Types of Photosensitivity
The skin’s sensitivity to the sun is caused by two types of photosensitive reactions: phototoxic and photoallergic.
This type of allergic reaction is caused by substances in the body that react to ultraviolet rays from the sun. These substances could be obtained by taking medication like doxycycline and tetracycline. Individuals who are exposed to the sun while taking doxycycline and tetracycline are found to develop severe sun burn or skin rashes 24 hours after being exposed to the sun.
This type of reaction may also develop as a side effect of some medication. The substances that react to the sun could be found in cosmetics products and even sun blocks. Unlike phototoxic reaction wherein inflammation and rashes develop within several hours, symptoms of photosensitivity manifest itself within a few days after exposure to the sun.

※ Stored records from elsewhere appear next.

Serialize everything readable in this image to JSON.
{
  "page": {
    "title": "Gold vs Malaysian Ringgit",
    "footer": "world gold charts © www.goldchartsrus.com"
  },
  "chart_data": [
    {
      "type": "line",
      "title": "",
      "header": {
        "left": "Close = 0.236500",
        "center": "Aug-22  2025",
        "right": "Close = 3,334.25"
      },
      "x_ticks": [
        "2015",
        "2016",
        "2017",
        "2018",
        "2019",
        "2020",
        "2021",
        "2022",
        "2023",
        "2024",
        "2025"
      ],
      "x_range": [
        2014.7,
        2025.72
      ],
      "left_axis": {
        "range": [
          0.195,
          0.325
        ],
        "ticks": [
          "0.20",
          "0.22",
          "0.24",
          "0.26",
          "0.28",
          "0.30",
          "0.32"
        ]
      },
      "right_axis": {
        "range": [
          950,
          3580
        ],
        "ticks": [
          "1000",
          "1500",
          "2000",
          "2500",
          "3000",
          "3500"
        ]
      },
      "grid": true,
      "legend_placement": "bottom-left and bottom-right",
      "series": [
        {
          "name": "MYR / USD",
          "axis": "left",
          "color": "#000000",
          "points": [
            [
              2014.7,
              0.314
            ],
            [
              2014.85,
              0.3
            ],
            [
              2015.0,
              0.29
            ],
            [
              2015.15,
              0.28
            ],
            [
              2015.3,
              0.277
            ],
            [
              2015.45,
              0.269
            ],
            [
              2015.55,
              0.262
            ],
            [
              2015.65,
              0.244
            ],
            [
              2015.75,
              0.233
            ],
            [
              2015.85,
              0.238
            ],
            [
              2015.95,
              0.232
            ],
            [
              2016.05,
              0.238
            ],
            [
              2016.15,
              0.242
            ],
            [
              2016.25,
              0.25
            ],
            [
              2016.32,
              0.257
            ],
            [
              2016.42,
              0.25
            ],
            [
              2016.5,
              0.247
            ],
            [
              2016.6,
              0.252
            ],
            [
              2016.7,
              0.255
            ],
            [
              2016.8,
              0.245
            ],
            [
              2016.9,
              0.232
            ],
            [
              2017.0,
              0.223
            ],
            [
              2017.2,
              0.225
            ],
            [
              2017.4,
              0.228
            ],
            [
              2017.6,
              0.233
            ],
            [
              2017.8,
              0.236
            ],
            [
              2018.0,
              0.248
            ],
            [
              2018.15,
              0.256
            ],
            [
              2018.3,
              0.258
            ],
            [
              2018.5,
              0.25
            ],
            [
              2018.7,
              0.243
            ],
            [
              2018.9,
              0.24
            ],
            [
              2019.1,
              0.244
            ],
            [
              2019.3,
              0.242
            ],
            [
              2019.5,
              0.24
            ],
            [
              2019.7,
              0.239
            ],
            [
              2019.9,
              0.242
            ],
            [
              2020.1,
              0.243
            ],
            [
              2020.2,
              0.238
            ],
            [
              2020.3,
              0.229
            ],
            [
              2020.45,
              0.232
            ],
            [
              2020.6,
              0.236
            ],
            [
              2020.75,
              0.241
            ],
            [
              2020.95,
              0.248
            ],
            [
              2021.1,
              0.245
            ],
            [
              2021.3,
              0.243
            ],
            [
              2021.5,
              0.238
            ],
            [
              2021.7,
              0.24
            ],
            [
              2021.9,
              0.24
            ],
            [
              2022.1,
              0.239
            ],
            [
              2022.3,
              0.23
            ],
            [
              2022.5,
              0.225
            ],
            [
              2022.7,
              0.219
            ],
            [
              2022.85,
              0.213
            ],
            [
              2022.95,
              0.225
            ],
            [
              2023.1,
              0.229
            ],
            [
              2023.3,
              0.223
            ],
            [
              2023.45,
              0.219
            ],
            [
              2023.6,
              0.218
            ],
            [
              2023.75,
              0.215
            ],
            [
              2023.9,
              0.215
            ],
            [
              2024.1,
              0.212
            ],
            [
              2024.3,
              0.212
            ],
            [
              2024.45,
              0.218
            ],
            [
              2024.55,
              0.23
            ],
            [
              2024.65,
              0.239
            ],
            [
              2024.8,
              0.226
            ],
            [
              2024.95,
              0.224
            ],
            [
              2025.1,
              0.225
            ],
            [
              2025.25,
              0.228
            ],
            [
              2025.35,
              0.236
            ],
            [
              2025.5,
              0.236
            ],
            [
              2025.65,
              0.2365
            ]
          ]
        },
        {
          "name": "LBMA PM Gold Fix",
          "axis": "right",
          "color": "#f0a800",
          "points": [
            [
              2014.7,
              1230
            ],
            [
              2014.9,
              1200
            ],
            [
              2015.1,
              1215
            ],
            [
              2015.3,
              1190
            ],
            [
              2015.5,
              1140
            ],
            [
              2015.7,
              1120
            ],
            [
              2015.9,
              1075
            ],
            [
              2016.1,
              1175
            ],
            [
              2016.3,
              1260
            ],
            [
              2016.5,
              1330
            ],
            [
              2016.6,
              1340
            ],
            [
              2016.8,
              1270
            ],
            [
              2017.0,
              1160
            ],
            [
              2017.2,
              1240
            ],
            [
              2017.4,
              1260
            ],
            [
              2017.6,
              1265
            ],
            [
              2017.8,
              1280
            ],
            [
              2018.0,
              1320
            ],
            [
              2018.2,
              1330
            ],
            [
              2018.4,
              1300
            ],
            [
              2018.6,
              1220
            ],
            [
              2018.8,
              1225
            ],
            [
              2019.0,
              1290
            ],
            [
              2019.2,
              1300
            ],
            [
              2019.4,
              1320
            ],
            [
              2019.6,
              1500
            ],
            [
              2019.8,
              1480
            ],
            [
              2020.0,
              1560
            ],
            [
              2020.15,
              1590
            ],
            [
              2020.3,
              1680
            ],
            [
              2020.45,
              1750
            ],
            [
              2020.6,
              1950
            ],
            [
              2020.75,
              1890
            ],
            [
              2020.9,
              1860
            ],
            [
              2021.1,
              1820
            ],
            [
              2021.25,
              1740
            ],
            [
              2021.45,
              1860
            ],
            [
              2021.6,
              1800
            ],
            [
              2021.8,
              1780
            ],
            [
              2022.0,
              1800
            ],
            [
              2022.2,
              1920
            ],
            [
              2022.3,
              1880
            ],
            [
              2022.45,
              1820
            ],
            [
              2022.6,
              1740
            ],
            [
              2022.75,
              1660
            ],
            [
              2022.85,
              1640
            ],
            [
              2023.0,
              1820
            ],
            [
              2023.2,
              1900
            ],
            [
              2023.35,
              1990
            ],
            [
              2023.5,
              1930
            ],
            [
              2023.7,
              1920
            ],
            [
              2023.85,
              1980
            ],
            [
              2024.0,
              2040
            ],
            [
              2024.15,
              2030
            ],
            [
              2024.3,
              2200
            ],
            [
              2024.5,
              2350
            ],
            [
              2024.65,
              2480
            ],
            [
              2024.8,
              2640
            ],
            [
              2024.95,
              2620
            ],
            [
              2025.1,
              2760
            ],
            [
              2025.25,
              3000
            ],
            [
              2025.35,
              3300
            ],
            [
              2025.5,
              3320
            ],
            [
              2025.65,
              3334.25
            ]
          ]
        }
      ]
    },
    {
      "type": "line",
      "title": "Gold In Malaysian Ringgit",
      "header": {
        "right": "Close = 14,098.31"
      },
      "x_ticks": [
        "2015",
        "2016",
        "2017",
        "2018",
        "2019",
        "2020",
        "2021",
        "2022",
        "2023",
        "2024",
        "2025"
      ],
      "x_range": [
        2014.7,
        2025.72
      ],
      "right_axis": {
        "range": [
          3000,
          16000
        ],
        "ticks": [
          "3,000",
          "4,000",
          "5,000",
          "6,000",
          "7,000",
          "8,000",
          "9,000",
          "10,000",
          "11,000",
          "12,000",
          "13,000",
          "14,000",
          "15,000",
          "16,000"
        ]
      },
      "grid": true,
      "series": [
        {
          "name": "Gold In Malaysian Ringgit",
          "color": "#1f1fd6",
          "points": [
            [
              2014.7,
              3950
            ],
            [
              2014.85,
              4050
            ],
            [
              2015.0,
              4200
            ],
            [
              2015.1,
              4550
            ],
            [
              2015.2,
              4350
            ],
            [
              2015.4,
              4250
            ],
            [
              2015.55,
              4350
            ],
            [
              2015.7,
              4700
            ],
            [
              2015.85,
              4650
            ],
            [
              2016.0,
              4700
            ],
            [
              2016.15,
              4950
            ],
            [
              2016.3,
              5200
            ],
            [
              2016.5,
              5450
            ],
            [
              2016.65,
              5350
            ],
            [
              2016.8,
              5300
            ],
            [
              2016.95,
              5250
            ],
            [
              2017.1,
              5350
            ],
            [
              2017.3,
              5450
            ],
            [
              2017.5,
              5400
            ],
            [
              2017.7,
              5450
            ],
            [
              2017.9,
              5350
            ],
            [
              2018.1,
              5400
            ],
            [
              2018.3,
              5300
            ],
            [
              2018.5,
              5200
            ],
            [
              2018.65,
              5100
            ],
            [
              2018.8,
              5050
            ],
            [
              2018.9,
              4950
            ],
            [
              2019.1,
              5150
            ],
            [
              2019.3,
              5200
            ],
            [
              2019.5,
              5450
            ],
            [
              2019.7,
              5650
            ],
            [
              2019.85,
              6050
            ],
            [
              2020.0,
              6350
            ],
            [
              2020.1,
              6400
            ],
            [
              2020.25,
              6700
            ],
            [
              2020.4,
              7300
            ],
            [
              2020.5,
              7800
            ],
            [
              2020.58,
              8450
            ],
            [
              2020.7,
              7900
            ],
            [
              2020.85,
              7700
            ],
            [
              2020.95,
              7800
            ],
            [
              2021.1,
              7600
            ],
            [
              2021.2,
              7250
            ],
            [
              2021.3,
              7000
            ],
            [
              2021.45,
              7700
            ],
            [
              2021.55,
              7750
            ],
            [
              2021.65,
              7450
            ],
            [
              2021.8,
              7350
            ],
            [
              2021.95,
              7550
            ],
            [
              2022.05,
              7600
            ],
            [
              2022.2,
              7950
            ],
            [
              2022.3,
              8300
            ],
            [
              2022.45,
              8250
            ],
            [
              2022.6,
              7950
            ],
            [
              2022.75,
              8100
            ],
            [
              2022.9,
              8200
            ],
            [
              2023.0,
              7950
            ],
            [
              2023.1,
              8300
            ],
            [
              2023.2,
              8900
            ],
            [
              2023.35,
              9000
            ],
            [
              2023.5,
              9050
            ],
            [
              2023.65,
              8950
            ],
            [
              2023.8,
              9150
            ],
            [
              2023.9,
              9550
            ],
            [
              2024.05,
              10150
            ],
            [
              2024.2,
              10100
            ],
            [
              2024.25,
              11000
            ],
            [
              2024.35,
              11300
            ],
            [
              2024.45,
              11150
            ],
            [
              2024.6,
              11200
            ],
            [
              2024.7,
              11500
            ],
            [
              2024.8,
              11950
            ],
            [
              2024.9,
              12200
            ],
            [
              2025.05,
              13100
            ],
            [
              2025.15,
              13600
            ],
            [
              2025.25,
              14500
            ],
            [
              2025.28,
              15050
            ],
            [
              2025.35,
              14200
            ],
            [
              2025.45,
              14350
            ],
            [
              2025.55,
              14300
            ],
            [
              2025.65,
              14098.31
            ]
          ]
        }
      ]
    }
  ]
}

Photosensitivity symptoms will vary from severe to mild; the common symptom is sunburn or skin rashes. The rashes won’t be itchy unlike hives. In severe cases of photosensitivity, blisters will develop together with sunburn. Weeping of the skin is another symptom of severe photosensitivity. As for the length of time it takes to develop allergic reaction to sunlight, it will also vary from just a few hours to days after sun exposure.
Causes of Photosensitivity
Photosensitivity could be caused by an underlying medical condition, medications, and chemicals. Below are the most common causes of this condition:
Lupus is a type of autoimmune disease wherein the body’s immune system becomes extremely reactive and attacks normal connective tissues, destroying organs in the process. Symptoms of lupus include swelling; inflammation; pain in the joints and skin; and damage to the lungs, heart, and blood. Photosensitivity may develop after certain areas of the body develop connective tissue damage.
Polymorphous Light Eruption
This condition is characterized as a skin disorder wherein sunlight causes rashes, itchiness, and recurrent reactions to exposure to sunlight. As the condition progresses, a person suffering from polymorphous light eruption will develop hypersensitivity to the sun but extended exposure to sunlight could also help build tolerance to it. According to the Skin Cancer Foundation, women are more likely to develop polymorphous light eruption than men.
Treatment for photosensitivity includes minimized exposure to the sun and avoiding any chemical that may trigger or worsen the symptoms. Common medication for this condition includes some forms of chemotherapy. In mild cases of photosensitivity, over-the-counter drugs like corticosteroid are used to soothe pain and inflammation.
Individuals who are suffering from this condition are advised to use sunscreen every time they go outside. Covering exposed skin with clothing will also help prevent allergic reaction. You can use long-sleeve shirts, hats, or sunglasses when going out.